An AI agent writes a dev.to-style blog post (800–1500 words) with YAML frontmatter. Uses Exa web search to find relevant links to include.

InputVideoFile, Transcript, VideoSummary
Outputsocial-posts/devto.md
AgentBlogAgent — tools: search_web, write_blog
Skip flag
EnumPipelineStage.Blog

15. Git Push

Runs git add -A, git commit, and git push for all generated assets in the recording folder.

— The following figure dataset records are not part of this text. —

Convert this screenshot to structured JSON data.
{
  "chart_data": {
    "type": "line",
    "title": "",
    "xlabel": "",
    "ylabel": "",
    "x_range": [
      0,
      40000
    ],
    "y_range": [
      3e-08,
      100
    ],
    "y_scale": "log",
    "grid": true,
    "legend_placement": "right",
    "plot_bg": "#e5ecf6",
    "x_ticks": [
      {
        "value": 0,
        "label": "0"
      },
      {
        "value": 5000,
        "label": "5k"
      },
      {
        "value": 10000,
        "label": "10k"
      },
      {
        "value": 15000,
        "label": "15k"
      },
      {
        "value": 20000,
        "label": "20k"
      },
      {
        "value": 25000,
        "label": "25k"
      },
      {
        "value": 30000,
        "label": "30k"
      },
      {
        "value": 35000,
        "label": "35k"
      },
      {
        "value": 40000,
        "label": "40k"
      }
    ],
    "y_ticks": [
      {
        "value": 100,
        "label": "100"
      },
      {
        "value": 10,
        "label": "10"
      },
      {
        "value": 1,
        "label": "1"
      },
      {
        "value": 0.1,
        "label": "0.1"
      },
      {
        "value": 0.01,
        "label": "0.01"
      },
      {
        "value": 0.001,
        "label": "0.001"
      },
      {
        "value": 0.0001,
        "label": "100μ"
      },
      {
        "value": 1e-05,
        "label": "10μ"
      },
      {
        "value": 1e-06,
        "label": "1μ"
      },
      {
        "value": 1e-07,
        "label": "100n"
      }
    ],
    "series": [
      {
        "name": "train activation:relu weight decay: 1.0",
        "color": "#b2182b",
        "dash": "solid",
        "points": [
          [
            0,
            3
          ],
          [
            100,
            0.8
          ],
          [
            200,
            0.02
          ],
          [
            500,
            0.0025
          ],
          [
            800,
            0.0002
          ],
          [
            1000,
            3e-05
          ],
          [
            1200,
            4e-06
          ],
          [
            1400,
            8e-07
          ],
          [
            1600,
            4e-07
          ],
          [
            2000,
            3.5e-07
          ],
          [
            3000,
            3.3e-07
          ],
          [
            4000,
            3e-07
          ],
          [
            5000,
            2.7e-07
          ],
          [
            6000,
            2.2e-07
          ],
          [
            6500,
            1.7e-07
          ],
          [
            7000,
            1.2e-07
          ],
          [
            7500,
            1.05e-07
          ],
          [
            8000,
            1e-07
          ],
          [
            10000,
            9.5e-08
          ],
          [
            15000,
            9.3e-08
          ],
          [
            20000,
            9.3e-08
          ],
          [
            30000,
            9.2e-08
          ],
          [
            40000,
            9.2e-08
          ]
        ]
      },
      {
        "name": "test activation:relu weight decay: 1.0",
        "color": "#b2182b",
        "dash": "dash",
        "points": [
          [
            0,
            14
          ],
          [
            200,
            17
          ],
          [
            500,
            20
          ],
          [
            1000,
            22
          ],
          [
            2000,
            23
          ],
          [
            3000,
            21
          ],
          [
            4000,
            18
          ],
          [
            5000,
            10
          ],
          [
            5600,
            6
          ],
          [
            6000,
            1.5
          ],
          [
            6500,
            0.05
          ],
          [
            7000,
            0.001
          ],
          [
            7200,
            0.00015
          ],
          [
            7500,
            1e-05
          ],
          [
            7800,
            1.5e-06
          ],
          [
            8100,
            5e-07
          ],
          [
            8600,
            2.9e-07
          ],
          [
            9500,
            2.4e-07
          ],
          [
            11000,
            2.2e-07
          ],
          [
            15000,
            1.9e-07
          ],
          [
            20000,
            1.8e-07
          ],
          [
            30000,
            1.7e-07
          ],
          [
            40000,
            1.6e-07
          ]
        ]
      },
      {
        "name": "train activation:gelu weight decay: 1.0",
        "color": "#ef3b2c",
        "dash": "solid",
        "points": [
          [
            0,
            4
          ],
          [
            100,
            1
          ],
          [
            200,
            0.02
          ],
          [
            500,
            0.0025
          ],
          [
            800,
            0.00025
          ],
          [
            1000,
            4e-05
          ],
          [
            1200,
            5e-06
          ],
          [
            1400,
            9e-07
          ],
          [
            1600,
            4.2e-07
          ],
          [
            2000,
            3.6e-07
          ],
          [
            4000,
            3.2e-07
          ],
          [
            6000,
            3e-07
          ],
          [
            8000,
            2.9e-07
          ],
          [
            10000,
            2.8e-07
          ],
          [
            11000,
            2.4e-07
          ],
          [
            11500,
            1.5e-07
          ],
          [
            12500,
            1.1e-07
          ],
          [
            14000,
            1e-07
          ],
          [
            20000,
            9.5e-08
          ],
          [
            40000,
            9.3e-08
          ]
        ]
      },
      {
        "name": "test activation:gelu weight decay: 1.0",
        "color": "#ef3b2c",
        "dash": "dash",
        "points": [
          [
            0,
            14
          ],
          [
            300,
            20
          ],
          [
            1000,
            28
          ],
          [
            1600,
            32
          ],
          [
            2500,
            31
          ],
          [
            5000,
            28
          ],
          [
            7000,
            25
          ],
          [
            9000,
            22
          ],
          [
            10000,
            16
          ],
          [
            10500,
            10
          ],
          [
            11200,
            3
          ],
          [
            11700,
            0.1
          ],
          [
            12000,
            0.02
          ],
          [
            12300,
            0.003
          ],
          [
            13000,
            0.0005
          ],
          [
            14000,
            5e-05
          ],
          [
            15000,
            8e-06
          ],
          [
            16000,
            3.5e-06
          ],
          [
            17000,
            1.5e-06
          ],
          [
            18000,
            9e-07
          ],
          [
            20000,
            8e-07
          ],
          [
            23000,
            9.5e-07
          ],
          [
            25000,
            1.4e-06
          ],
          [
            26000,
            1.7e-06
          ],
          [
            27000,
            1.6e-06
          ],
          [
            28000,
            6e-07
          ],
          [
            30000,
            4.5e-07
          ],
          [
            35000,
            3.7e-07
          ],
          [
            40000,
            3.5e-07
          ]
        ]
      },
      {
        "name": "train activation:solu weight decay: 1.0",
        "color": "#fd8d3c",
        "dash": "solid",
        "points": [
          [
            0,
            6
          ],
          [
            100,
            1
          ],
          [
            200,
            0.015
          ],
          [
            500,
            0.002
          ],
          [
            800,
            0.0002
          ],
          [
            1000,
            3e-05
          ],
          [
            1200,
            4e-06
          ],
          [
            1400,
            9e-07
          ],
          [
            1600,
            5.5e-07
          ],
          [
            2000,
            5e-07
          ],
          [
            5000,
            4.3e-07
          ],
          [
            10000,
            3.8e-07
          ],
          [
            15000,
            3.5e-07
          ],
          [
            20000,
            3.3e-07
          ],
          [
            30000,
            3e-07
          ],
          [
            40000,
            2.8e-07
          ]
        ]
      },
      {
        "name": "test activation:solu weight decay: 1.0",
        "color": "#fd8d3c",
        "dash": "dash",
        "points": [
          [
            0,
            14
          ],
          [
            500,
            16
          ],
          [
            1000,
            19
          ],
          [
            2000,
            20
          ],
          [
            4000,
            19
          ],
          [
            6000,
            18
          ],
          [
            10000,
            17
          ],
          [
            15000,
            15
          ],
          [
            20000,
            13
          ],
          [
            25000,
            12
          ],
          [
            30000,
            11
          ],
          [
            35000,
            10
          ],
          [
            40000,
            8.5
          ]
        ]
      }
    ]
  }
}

Inputslug (recording folder name)
OutputGit commit on origin main
Skip flag--no-git
EnumPipelineStage.GitPush

Error Handling

Each stage is wrapped in runStage() which:

  1. Records the current stage for cost tracking
  2. Executes the stage function in a try/catch
  3. Logs success or failure with wall-clock duration
  4. Pushes a StageResult record (success, error message, duration in ms)
  5. Returns undefined on failure so callers can null-check

This design produces partial results — if shorts generation fails, the summary and social posts can still be generated from the transcript. The only exception is Ingestion (stage 1), which aborts the pipeline if it fails since all subsequent stages depend on video metadata.